By contrast, the sample borided at 950 °C (Figure 6d) displayed signs of a more complex wear mechanism, combining abrasive, adhesive, and fatigue components. Although XRD confirmed that only Fe₂B was present, the increased layer thickness at this temperature led to higher internal stresses and microcrack density, which promoted localized delamination and flaking. The associated increase in microroughness facilitated interlocking with counterbody asperities, thereby intensifying stress concentration and initiating brittle fracture, even though the measured coefficient of friction (COF) was lower [36].

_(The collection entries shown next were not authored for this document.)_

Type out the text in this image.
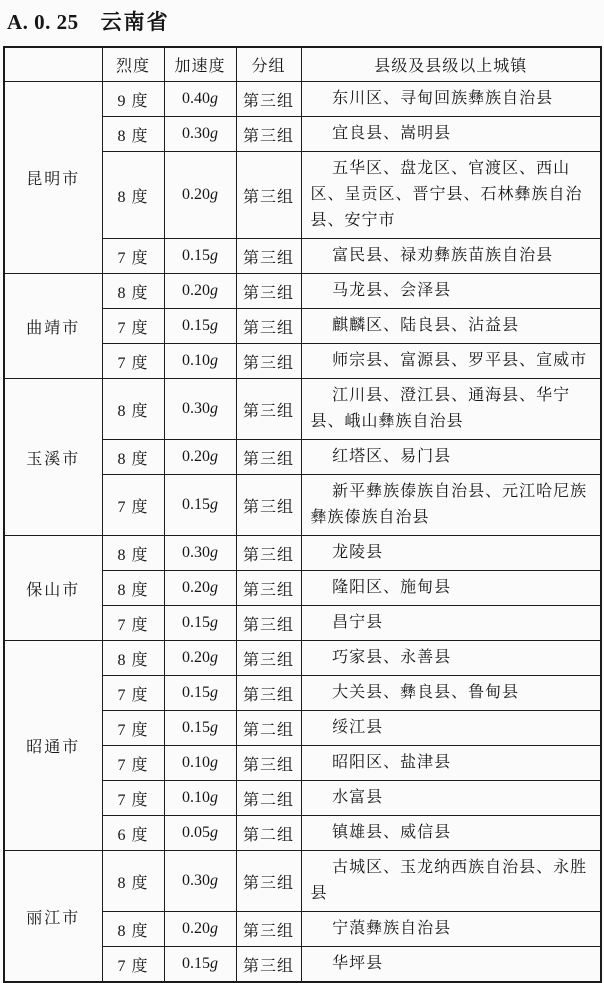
A. 0. 25 云南省
	烈度	加速度	分组	县级及县级以上城镇
昆明市	9 度	0.40g	第三组	东川区、寻甸回族彝族自治县
	8 度	0.30g	第三组	宜良县、嵩明县
	8 度	0.20g	第三组	五华区、盘龙区、官渡区、西山区、呈贡区、晋宁县、石林彝族自治县、安宁市
	7 度	0.15g	第三组	富民县、禄劝彝族苗族自治县
曲靖市	8 度	0.20g	第三组	马龙县、会泽县
	7 度	0.15g	第三组	麒麟区、陆良县、沾益县
	7 度	0.10g	第三组	师宗县、富源县、罗平县、宣威市
玉溪市	8 度	0.30g	第三组	江川县、澄江县、通海县、华宁县、峨山彝族自治县
	8 度	0.20g	第三组	红塔区、易门县
	7 度	0.15g	第三组	新平彝族傣族自治县、元江哈尼族彝族傣族自治县
保山市	8 度	0.30g	第三组	龙陵县
	8 度	0.20g	第三组	隆阳区、施甸县
	7 度	0.15g	第三组	昌宁县
昭通市	8 度	0.20g	第三组	巧家县、永善县
	7 度	0.15g	第三组	大关县、彝良县、鲁甸县
	7 度	0.15g	第二组	绥江县
	7 度	0.10g	第三组	昭阳区、盐津县
	7 度	0.10g	第二组	水富县
	6 度	0.05g	第二组	镇雄县、威信县
丽江市	8 度	0.30g	第三组	古城区、玉龙纳西族自治县、永胜县
	8 度	0.20g	第三组	宁蒗彝族自治县
	7 度	0.15g	第三组	华坪县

Thus, boriding significantly improves the tribological performance of 40 Kh steel by producing hardened Fe₂B layers. However, the effectiveness of the treatment is governed not only by the thickness and hardness of the layer, but also by its microstructural homogeneity and defect density, which determine resistance to brittle fracture under cyclic contact loading.

4. Conclusions

This study demonstrated that diffusion boriding of 40 Kh steel at 850–950 °C for 10 h in a powder mixture activated with boric acid results in the formation of dense, single-phase Fe₂B layers. XRD analysis confirmed the absence of FeB and verified that the boride layers consisted exclusively of Fe₂B, characterized by elongated needle-like crystals strongly bonded to the substrate. The thickness of the boride layers increased systematically with temperature, from ~68 μm at 850 °C to ~160 μm at 950 °C, in agreement with parabolic diffusion-controlled growth kinetics.

The Fe₂B layers exhibited exceptionally high hardness, reaching more than 2000 HV_0.1 at 950 °C, which represents a nearly fivefold increase compared to untreated steel (~320 HV_0.1). Tribological tests further revealed that boriding substantially reduced the coefficient of friction and wear rate. The most pronounced improvement was observed at 850 °C, where the wear rate decreased more than fourfold, while at 900 °C the Fe₂B layer provided the most favorable balance between hardness, compactness, and defect density. At 950 °C, despite achieving the lowest COF (~0.2), increased porosity and microcrack density partially limited the wear resistance.

Overall, the results highlight that the performance of borided 40 Kh steel is governed not only by layer thickness and hardness, but also by phase purity, microstructural homogeneity, and resistance to brittle fracture. The exclusive formation of Fe₂B using eco-friendly activators demonstrates a sustainable and effective approach for producing high-performance boride layers. This makes the proposed method highly promising for the surface strengthening of engineering components operating under severe wear conditions.